Simplification of revenue and expense reporting – Development of dollar values per RBRVS provides a common basis to report financial information for practice management and managed care payment analysis. Exhibit 1 shows how presenting information graphically results in better understanding of different payment rates and the relation between payments and cost.

Benchmark comparisons – Industry data for charges, managed care payments and productivity based on dollars per RBRVS unit are emerging. This provides the additional information to benchmark the practice against peer and best practices in all these key management areas. The use of this approach for managed care contract payments will facilitate automating payment verification. The typical practice today experiences a significant lost in net collections due to the difficulty in verifying contract payment accuracy.

Implementation considerations

Contract management information provides an additional level of reporting to the normal financial report for a typical practice. Reporting frequency should be based on the needs of the individual practice (i.e. quarterly) to monitor performance. This information is key during strategic planning and negotiation of significant managed care contracts.

There are four key steps to implementation RBRVS based reporting:

Educate and get the buy-in for the process. The key stakeholders that are involved in planning and/or managed care contracting need to fully understand and accept the change. RBRVS is considered to be a Medicare payment system. Using it as a common basis to report payments, and cost, including physician productivity measurement, will involve additional education.

Gathering all of the contract fee schedule information. Many practices do not have complete information that is easily accessible. Some MCOs may be reluctant to provide fee information. The practice has a right to know their fee schedule rates. Start out with at least the fees for all high volume codes. All fee information needs to be shared with the collections department in order to verify payment accuracy. Going forward, the fee schedules should be a required contract attachment as part of the negotiation process. Some payers are starting to use RBRVS as the basis to develop their fee schedule. Physician practices should be requesting this payment basis in their managed care contracts. This change eliminates the RBRVS conversion of fee schedules.

Setup the internal reporting system. The legacy system for the practice should provide the following:

  • Total RBRVS units by CPT-4 code for procedural costing.
  • Work RBRVS units by physician for productivity measurement.
  • Capability to enter the expected payment per CPT-4 code per payer.

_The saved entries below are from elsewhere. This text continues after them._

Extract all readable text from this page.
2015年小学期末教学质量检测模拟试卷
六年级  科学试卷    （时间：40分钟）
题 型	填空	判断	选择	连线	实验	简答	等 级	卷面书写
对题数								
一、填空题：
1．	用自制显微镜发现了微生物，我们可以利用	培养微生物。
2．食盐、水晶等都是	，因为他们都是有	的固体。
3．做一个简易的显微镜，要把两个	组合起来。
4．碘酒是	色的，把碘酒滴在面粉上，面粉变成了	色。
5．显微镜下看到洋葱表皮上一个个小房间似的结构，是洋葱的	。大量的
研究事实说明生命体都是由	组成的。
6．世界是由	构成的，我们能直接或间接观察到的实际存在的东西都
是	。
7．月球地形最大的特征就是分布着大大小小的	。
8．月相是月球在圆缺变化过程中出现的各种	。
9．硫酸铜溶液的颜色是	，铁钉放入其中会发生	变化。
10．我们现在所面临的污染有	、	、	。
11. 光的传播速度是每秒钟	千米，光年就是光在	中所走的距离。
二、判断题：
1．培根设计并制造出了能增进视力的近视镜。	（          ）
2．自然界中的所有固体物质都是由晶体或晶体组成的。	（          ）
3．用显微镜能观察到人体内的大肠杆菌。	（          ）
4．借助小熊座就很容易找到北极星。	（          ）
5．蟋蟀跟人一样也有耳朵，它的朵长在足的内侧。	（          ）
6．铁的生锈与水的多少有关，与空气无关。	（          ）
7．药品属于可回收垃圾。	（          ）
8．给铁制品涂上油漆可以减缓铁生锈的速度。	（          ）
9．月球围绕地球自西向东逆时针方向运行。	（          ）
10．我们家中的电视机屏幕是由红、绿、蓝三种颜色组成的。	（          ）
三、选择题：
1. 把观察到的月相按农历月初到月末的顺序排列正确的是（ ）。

Automating the payment verification process allows the system to check payment accuracy. The staff can then focus on payment exceptions and improving collections. Use of spread sheet or data base management software will be needed for data manipulation and graphing capabilities to bridge the gap between your reporting system and the capabilities of the practice legacy system.

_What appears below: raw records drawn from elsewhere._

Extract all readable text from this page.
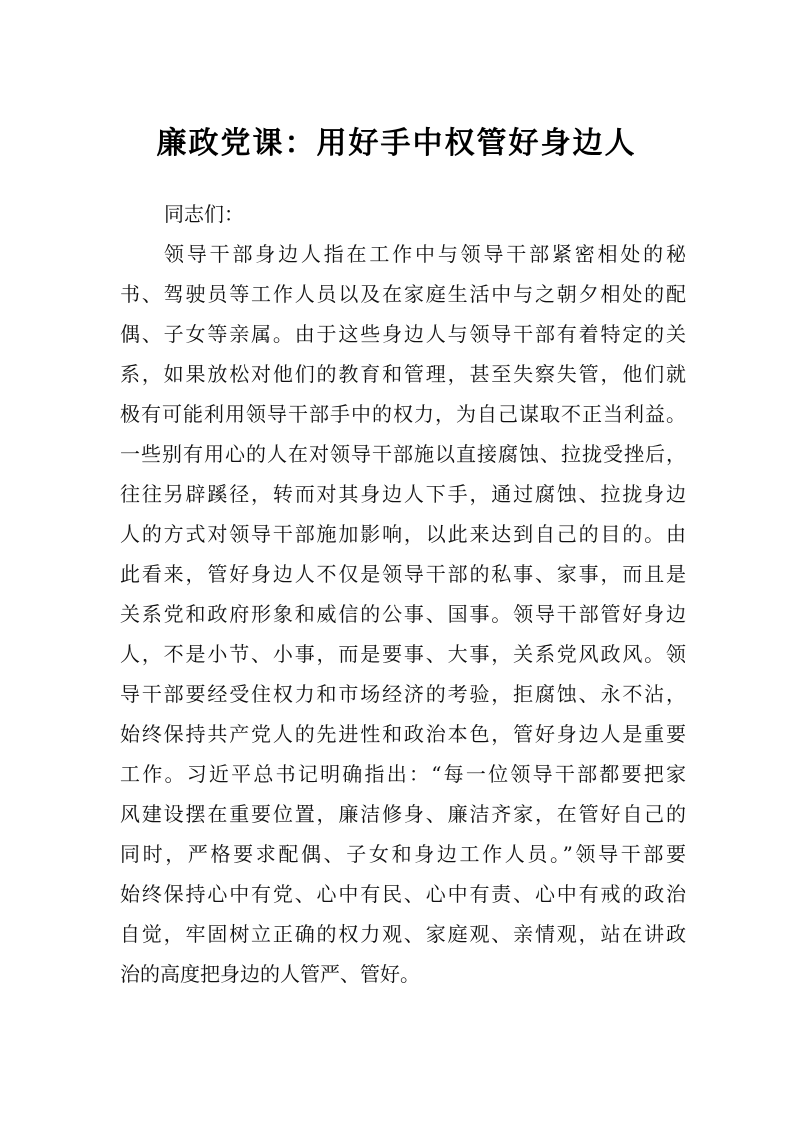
廉政党课：用好手中权管好身边人

同志们：

领导干部身边人指在工作中与领导干部紧密相处的秘
书、驾驶员等工作人员以及在家庭生活中与之朝夕相处的配
偶、子女等亲属。由于这些身边人与领导干部有着特定的关
系，如果放松对他们的教育和管理，甚至失察失管，他们就
极有可能利用领导干部手中的权力，为自己谋取不正当利益。
一些别有用心的人在对领导干部施以直接腐蚀、拉拢受挫后，
往往另辟蹊径，转而对其身边人下手，通过腐蚀、拉拢身边
人的方式对领导干部施加影响，以此来达到自己的目的。由
此看来，管好身边人不仅是领导干部的私事、家事，而且是
关系党和政府形象和威信的公事、国事。领导干部管好身边
人，不是小节、小事，而是要事、大事，关系党风政风。领
导干部要经受住权力和市场经济的考验，拒腐蚀、永不沾，
始终保持共产党人的先进性和政治本色，管好身边人是重要
工作。习近平总书记明确指出：“每一位领导干部都要把家
风建设摆在重要位置，廉洁修身、廉洁齐家，在管好自己的
同时，严格要求配偶、子女和身边工作人员。”领导干部要
始终保持心中有党、心中有民、心中有责、心中有戒的政治
自觉，牢固树立正确的权力观、家庭观、亲情观，站在讲政
治的高度把身边的人管严、管好。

Obtaining external benchmark information. Various professional trade associations or data services can provide industry information for pricing, managed care fees and productivity. After this information is obtained it can be entered in a spreadsheet or data base management program for benchmark reporting. The weights needed for RBRVS conversion are available on the Internet at www.gpo.gov/nara/index.html.

Conclusion

Reporting contract management information graphically on a common basis (RBRVS) will simplify confusing information. The addition of internal and external benchmark comparisons will further enhance the information used in the planning process. If all stakeholders can quickly and easily understand the information, planning time can be focused on contract strategy development and operational support improvement. This focus will result in improved financial performance of the practice.